Ignoring the problem. Becoming stressed to the point of breaking because I’m trying to be some graven image version of myself. Taking my frustration out on my husband by projecting my issues onto him.  Fretting that I will never be [fill in the blank].  Leaving God out of the equation. Comparing myself to other people.

Does:

Well, it would be nice if I knew.  So far?

An early waking time.  For the last couple of months, we’ve been relishing the fact that we live closer to Eric’s job, and it starts later — thus we can wake up as late as 7:30 instead of some horrible hour like I did for teaching this spring.  But that also meant that I didn’t have my quiet time until Eric left for work, when my mind was already distracted by my to-do list.  I’ve started waking up at 6:30 instead (okay, maybe 6:45 some mornings!), and spending time in the Bible and in prayer before I start my morning routine and my mind gets too busy. It’s made a huge difference.

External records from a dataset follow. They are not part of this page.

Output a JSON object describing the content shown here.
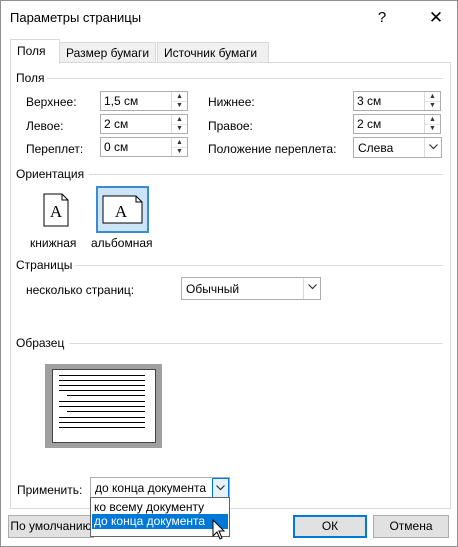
{
  "window": {
    "title": "Параметры страницы",
    "help_glyph": "?",
    "close_glyph": "✕"
  },
  "tabs": [
    {
      "label": "Поля",
      "active": true
    },
    {
      "label": "Размер бумаги",
      "active": false
    },
    {
      "label": "Источник бумаги",
      "active": false
    }
  ],
  "margins": {
    "group_title": "Поля",
    "top": {
      "label": "Верхнее:",
      "value": "1,5 см"
    },
    "left": {
      "label": "Левое:",
      "value": "2 см"
    },
    "gutter": {
      "label": "Переплет:",
      "value": "0 см"
    },
    "bottom": {
      "label": "Нижнее:",
      "value": "3 см"
    },
    "right": {
      "label": "Правое:",
      "value": "2 см"
    },
    "gutter_position": {
      "label": "Положение переплета:",
      "value": "Слева"
    }
  },
  "orientation": {
    "group_title": "Ориентация",
    "portrait_label": "книжная",
    "landscape_label": "альбомная",
    "icon_letter": "A",
    "selected": "landscape"
  },
  "pages": {
    "group_title": "Страницы",
    "multiple_label": "несколько страниц:",
    "multiple_value": "Обычный"
  },
  "preview": {
    "group_title": "Образец"
  },
  "apply": {
    "label": "Применить:",
    "value": "до конца документа",
    "options": [
      "ко всему документу",
      "до конца документа"
    ],
    "highlighted_index": 1
  },
  "buttons": {
    "default_label": "По умолчанию",
    "ok_label": "ОК",
    "cancel_label": "Отмена"
  },
  "colors": {
    "accent": "#0078d7",
    "selected_bg": "#cce4f7"
  }
}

Figuring out a good system for task management.  Right now, calendar schedules are too rigid for me — it’s just me here all day, and my phone beeping at me to shower between 9:00 and 9:15 is unnecessary and overwhelming.  Right now I’m using Google Calendar, synced with Calvetica, to specify blocks of time for general categories of tasks: work, home, and errands.  Then I use Wunderlist to manage task lists for each of those categories, which I can then sort by due date and priority.  When it’s “work” time, I pull up my list and check things off until I’m done or the block of time ends.  Any time not blocked off can be used for whatever I feel like doing or need to do that I haven’t scheduled — eating, showering, sometimes doing extra work, sometimes relaxing.

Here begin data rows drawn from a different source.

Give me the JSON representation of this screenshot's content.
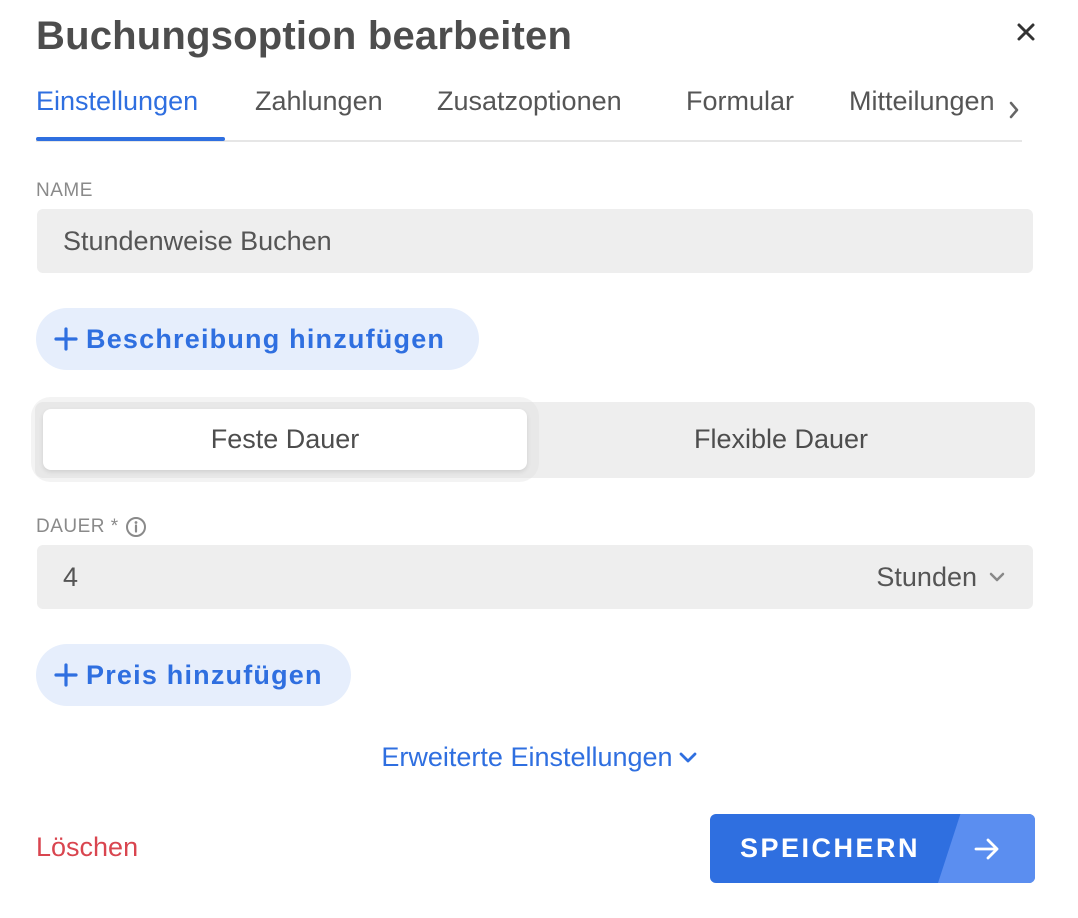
{
  "dialog": {
    "title": "Buchungsoption bearbeiten",
    "close_icon": "close-icon"
  },
  "tabs": [
    {
      "label": "Einstellungen",
      "active": true
    },
    {
      "label": "Zahlungen",
      "active": false
    },
    {
      "label": "Zusatzoptionen",
      "active": false
    },
    {
      "label": "Formular",
      "active": false
    },
    {
      "label": "Mitteilungen",
      "active": false
    }
  ],
  "name_field": {
    "label": "NAME",
    "value": "Stundenweise Buchen"
  },
  "add_description": {
    "label": "Beschreibung hinzufügen",
    "icon": "plus-icon"
  },
  "duration_mode": {
    "options": [
      "Feste Dauer",
      "Flexible Dauer"
    ],
    "selected": "Feste Dauer"
  },
  "duration_field": {
    "label": "DAUER *",
    "info_icon": "info-icon",
    "value": "4",
    "unit": "Stunden",
    "unit_icon": "chevron-down-icon"
  },
  "add_price": {
    "label": "Preis hinzufügen",
    "icon": "plus-icon"
  },
  "advanced": {
    "label": "Erweiterte Einstellungen",
    "icon": "chevron-down-icon"
  },
  "footer": {
    "delete_label": "Löschen",
    "save_label": "SPEICHERN",
    "save_icon": "arrow-right-icon"
  },
  "colors": {
    "accent": "#2f6fe0",
    "danger": "#d9454f",
    "field_bg": "#eeeeee",
    "pill_bg": "#e6eefc"
  }
}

Pursuing what I love to do.  This is the hard one, because immediately my mind gets overwhelmed by distressing questions I should have gotten out of my system a few years ago, like What DO I love!?? and How can I tell this is what I want to do forever??!? and What if I change my mind??! and What if I’m no good?!  Again, another topic for another day.  For now, let’s leave it at this:

In order to stay sane, for my sake and for the sake of those around me, I must purposefully pursue my talents and passions.  How? Why? When? I have no idea. But you know I’ll tell you when I do.

Despite my attempts at organization, this post came across as more fragmented than I wanted.  I’m sure there are holes, so feel free to ask questions, and please — above all, hear my heart and not my words.